Para contrarrestar ese efecto negativo, Rousseff se reunió hace cuatro días con líderes evangélicos en Brasilia y asistió el pasado jueves al bautismo de su primer nieto en una iglesia de Porto Alegre
PERFIL DE LOS CANDIDATOS
Dilma Rousseff, una economista criticada por su falta de experiencia y carisma, se colocó este domingo a las puertas de la Presidencia de Brasil y, aunque no logró conquistar la cima del poder en primera vuelta, demostró a su padrino, Luiz Inácio Lula da Silva, que no se equivocó al escogerla como su heredera política.
Rousseff obtuvo este domingo el 46,56% de los votos y se enfrentará en segunda vuelta, el próximo día 31, al principal candidato opositor, el abanderado del Partido de la Social Democracia Brasileña (PSDB), José Serra.
De vencer a su rival, la aspirante oficialista, quien este domingo dio un importante paso al frente en su camino por conquistar el sillón presidencial, podría convertirse en la primera mujer en llegar a la jefatura del Estado del país más grande de América Latina.
Lejanas parecen ahora las críticas vertidas por sus detractores, que destacaban de ella su falta de experiencia electoral, su notoria fama de poseer un carácter adusto y maneras rudas, así como su escaso brillo y capacidad de respuesta rápida en los debates electorales.
Hija de un emigrante búlgaro comunista, Rousseff, de 62 años y miembro del Partido de los Trabajadores (PT), pasó más de dos años encarcelada durante su juventud y fue torturada por su militancia en movimientos clandestinos que luchaban contra la dictadura militar en Brasil (1964-1985).

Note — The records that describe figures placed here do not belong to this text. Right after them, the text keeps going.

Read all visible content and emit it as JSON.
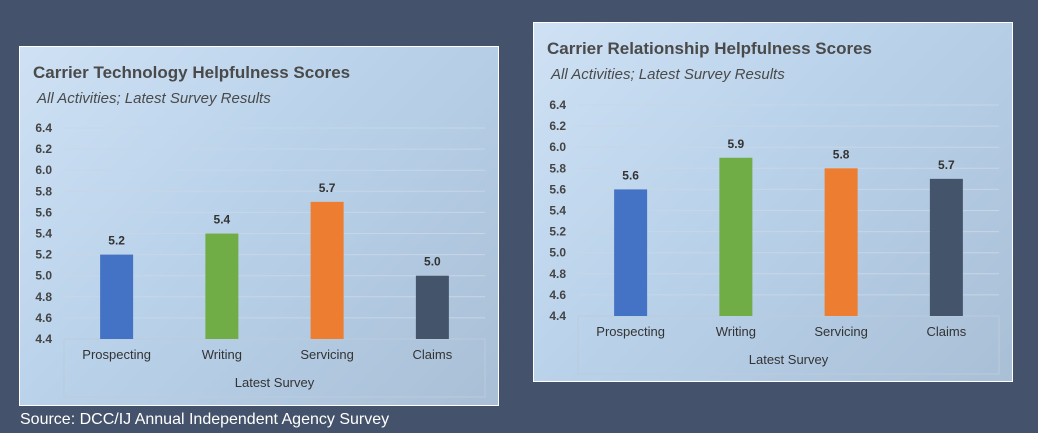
{
  "chart_data": [
    {
      "type": "bar",
      "title": "Carrier Technology Helpfulness Scores",
      "subtitle": "All Activities; Latest Survey Results",
      "categories": [
        "Prospecting",
        "Writing",
        "Servicing",
        "Claims"
      ],
      "values": [
        5.2,
        5.4,
        5.7,
        5.0
      ],
      "value_labels": [
        "5.2",
        "5.4",
        "5.7",
        "5.0"
      ],
      "colors": [
        "#4472c4",
        "#70ad47",
        "#ed7d31",
        "#44546a"
      ],
      "xlabel": "Latest Survey",
      "ylabel": "",
      "ylim": [
        4.4,
        6.4
      ],
      "yticks": [
        "4.4",
        "4.6",
        "4.8",
        "5.0",
        "5.2",
        "5.4",
        "5.6",
        "5.8",
        "6.0",
        "6.2",
        "6.4"
      ],
      "grid": true
    },
    {
      "type": "bar",
      "title": "Carrier Relationship Helpfulness Scores",
      "subtitle": "All Activities; Latest Survey Results",
      "categories": [
        "Prospecting",
        "Writing",
        "Servicing",
        "Claims"
      ],
      "values": [
        5.6,
        5.9,
        5.8,
        5.7
      ],
      "value_labels": [
        "5.6",
        "5.9",
        "5.8",
        "5.7"
      ],
      "colors": [
        "#4472c4",
        "#70ad47",
        "#ed7d31",
        "#44546a"
      ],
      "xlabel": "Latest Survey",
      "ylabel": "",
      "ylim": [
        4.4,
        6.4
      ],
      "yticks": [
        "4.4",
        "4.6",
        "4.8",
        "5.0",
        "5.2",
        "5.4",
        "5.6",
        "5.8",
        "6.0",
        "6.2",
        "6.4"
      ],
      "grid": true
    }
  ],
  "source": "Source: DCC/IJ Annual Independent Agency Survey"
}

Ese pasado «guerrillero» ha sido objeto de duras críticas por parte de sectores de la oposición que sugieren que, más allá del papel de militante en movimientos clandestinos, Rousseff pudo haber participado en acciones violentas y delitos de sangre.
Sin embargo, la biografía de su página oficial de campaña señala que a los 16 años Rousseff formaba parte de la organización clandestina Política Operaria (Polop), y luego pasó al Comando de Liberación Nacional (Colina) y a la Vanguardia Armada Revolucionaria Palmares (VAR-Palmares), pero «como jamás participó en cualquier acción armada, la Justicia Militar la condena solo por subversión».
Nacida en la ciudad de Belo Horizonte, Dilma Vana Rousseff Linhares desempeñó varios cargos administrativos, ya como economista, en el estado meridional de Río Grande do Sul antes de que llegara a oídos del presidente Lula su fama de administradora rigurosa y competente.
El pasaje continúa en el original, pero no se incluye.